China "Going Out"

China’s challenges to human security

(August 9, 2012) A new book on human security and China features a chapter by Patricia Adams and Dai Qing of Probe International that asks, ‘at what cost China’s rise?’. Dai Qing argues, at great cost.

Human security is a people-centered concept that moves the focus of security from the state to the individual. At its most fundamental level, human security denotes freedom from fear and freedom from want, and relates individual security to traditional state securityone cannot be achieved without the other and vice-versa. Although definitions of human security vary, most formulations emphasize the welfare of ordinary people against threats to economic, environmental, personal and political well-being, and that of the larger community.

China’s Challenges to Human Security: Foreign Relations and Global Implications, a new book from Routledge [pictured], looks at the topic of human security in China’s foreign relations. A chapter contributed by Patricia Adams and Dai Qing of Probe International“The Exploding Balloon: Environmental costs of China’s participation in global capitalism”focuses on environmental security.

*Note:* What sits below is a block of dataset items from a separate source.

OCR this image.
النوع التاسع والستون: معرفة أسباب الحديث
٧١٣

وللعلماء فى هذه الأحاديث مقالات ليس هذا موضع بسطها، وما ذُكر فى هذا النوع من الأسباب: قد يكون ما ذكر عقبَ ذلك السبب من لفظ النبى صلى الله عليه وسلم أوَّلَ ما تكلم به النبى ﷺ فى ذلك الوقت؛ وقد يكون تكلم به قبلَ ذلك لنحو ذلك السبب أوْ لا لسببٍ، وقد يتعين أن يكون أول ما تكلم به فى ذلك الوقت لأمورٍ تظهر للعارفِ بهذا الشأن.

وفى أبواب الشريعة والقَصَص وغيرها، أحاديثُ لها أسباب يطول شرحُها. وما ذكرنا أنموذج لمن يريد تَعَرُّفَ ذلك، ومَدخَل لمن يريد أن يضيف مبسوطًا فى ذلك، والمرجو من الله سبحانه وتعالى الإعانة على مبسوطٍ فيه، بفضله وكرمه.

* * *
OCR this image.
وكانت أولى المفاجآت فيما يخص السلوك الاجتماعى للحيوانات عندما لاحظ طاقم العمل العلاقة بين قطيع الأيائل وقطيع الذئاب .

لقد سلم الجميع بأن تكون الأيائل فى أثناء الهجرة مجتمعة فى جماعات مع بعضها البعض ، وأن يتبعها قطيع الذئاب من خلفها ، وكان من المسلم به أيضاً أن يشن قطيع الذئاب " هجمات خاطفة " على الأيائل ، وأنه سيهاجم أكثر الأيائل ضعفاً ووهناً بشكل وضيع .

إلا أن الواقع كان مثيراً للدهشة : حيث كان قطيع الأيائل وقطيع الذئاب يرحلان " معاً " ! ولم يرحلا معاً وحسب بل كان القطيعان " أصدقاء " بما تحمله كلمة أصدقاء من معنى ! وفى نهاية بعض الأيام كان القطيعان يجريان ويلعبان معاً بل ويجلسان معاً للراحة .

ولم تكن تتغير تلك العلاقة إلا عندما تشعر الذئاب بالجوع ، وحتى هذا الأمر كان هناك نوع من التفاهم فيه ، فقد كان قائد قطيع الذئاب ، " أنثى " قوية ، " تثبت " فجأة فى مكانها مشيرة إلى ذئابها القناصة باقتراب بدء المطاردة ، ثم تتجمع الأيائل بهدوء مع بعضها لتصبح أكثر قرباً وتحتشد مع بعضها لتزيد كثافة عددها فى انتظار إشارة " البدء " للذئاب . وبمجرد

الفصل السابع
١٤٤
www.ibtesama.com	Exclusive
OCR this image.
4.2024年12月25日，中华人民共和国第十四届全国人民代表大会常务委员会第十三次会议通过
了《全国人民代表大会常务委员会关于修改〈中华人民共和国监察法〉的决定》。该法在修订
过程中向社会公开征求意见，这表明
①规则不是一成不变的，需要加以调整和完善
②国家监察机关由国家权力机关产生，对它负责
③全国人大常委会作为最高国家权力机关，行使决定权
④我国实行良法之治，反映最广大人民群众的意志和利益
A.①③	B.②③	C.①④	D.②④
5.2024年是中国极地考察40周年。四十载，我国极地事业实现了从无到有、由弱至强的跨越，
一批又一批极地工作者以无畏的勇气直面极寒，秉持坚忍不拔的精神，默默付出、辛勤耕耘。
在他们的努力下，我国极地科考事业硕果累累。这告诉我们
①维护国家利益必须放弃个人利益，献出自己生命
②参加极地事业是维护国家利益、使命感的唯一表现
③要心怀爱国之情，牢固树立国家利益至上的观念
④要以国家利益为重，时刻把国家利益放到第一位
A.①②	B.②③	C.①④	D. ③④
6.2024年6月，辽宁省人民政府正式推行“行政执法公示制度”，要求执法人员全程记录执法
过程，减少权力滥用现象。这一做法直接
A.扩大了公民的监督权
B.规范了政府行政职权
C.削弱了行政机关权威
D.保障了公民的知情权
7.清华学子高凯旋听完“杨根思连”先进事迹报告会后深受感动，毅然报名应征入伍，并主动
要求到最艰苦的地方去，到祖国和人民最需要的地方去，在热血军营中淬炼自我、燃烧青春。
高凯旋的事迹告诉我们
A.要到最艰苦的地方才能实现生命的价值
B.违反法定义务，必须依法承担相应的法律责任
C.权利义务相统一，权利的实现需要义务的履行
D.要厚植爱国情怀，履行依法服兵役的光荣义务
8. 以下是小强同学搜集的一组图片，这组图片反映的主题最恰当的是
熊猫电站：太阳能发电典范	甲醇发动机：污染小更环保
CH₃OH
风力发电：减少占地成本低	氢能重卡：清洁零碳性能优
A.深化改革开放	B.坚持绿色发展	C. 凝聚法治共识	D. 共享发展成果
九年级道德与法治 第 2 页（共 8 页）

Featuring an introduction by Helen Lansdowne, the Associate Director of the University of Victoria’s Centre for Asia-Pacific Initiatives, “The Exploding Balloon” affords an understanding of China’s past and present in relation to human security and the environment. Using the example of China’s massive public vanity project, the Three Gorges dam, the authors examine the intersection of the Chinese state, the country’s path to “development” and the environmental repercussions. Drawing on keynote speeches by Dai, “The Exploding Balloon” also considers China’s rise as a world power and the implications of its new might for the global community, as well as the citizens of China. It asks ‘at what cost China’s rise?’, which Dai argues comes at great cost indeed. Exposing the price of this rise will help Chinese citizens, she says, to achieve the basic rights to free speech, assembly and public oversight of government.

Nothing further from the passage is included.